I actually disagree with this. It doesn't matter much to me, because I consider MO my home and only drop by math.SE occasionally. But, for the record, I think I should be able to ask a question like the following one. The details here are made up, but this is similar to e-mails I have sent to experts in the past:
In studying a problem in the subfactor
theory, I have an encountered a
construction which assigns a vector
space to any finite group. Applying my
construction to the symmetric groups
$S_n$, I get trivial vector spaces for
$S_n$ with $n \leq 8$, and then the
next spaces have dimensions
$$1,\ 8,\ 45,\ 208,\ 858,\ 3276.$$
At that point, I overflow my computer's memory, but I
hope to run $S_{15}$ on a more
powerful machine soon. Does anyone
recognize this sequence? These numbers all have small prime factors, but I can't find a
multiplicative formula for them. The sequence is not in OEIS.

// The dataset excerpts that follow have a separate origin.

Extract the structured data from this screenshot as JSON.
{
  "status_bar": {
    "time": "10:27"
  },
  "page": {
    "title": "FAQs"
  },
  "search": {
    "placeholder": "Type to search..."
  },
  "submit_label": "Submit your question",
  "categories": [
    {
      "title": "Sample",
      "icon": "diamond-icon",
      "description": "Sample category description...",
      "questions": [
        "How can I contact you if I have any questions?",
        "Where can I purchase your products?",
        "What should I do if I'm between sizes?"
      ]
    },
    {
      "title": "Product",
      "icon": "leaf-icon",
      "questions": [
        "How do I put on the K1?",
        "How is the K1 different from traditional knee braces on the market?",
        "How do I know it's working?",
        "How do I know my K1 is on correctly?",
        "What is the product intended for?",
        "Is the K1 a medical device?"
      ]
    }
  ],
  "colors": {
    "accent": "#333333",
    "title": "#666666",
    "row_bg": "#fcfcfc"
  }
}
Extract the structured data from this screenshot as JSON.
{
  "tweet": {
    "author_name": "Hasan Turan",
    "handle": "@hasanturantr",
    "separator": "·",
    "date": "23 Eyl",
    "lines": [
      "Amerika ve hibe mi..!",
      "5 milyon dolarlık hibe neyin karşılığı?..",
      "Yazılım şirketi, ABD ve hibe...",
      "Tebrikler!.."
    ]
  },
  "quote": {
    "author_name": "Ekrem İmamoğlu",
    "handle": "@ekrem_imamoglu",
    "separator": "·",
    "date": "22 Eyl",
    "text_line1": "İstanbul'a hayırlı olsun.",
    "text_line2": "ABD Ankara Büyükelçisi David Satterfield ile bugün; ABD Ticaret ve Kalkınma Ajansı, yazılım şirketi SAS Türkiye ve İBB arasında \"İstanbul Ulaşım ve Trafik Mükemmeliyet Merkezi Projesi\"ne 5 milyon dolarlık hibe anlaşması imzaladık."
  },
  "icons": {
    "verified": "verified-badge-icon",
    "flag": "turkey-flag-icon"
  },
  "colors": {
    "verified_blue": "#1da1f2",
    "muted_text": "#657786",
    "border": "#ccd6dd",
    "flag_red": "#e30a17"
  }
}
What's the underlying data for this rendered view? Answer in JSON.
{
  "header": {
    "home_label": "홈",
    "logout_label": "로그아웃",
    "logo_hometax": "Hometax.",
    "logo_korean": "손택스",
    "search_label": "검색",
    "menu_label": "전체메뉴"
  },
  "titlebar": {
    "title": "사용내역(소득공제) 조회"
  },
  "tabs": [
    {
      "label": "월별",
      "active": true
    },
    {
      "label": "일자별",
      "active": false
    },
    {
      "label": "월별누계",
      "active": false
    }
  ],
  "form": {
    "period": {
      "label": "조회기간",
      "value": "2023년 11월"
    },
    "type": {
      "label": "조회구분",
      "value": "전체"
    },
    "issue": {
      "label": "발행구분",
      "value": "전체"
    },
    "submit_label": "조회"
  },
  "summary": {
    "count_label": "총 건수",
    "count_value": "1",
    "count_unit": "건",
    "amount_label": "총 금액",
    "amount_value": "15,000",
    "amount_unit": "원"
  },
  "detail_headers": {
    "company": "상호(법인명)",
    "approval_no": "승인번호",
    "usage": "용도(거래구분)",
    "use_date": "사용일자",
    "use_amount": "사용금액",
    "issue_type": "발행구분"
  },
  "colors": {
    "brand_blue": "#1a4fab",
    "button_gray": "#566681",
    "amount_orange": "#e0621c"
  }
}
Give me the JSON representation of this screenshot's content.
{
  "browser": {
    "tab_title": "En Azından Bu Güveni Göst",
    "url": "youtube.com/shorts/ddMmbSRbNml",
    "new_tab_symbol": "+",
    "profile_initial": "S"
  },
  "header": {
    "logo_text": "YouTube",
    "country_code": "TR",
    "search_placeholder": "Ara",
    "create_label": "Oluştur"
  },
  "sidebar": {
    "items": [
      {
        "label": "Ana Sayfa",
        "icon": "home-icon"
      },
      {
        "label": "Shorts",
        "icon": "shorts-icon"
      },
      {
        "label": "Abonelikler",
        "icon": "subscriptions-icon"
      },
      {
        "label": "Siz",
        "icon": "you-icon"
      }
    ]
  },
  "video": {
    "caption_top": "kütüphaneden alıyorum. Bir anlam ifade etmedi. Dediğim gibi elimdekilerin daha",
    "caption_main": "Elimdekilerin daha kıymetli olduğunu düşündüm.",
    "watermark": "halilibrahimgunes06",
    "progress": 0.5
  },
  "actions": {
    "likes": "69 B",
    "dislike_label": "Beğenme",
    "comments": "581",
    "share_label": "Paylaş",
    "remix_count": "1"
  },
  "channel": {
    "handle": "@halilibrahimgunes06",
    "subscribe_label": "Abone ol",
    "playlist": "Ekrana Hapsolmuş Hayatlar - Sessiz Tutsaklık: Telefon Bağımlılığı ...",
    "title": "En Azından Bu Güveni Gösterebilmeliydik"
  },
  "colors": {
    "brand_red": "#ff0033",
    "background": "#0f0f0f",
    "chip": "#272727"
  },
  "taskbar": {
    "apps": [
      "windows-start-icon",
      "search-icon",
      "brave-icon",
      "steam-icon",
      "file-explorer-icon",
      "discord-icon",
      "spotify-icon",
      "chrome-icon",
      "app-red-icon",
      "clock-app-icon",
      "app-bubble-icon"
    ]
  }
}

Key points: This is a question that actually comes from a practical problem, not a riddle. I give background information that might be useful, such as that these numbers come from symmetric groups and that there may be some sense in which there is a row of zeroes at the beginning. I show that I have done my work, by looking at the data I have and consulting standard references like OEIS.
A much better rule would be that there should be some external objective right answer, such as the computation for $S_{15}$ which I claim to be running.
PS I actually grabbed these numbers from this blogpost, and named subfactor theory based on the comment on that post by Dave Penneys. The vector spaces, symmetric groups and massive computation are fiction.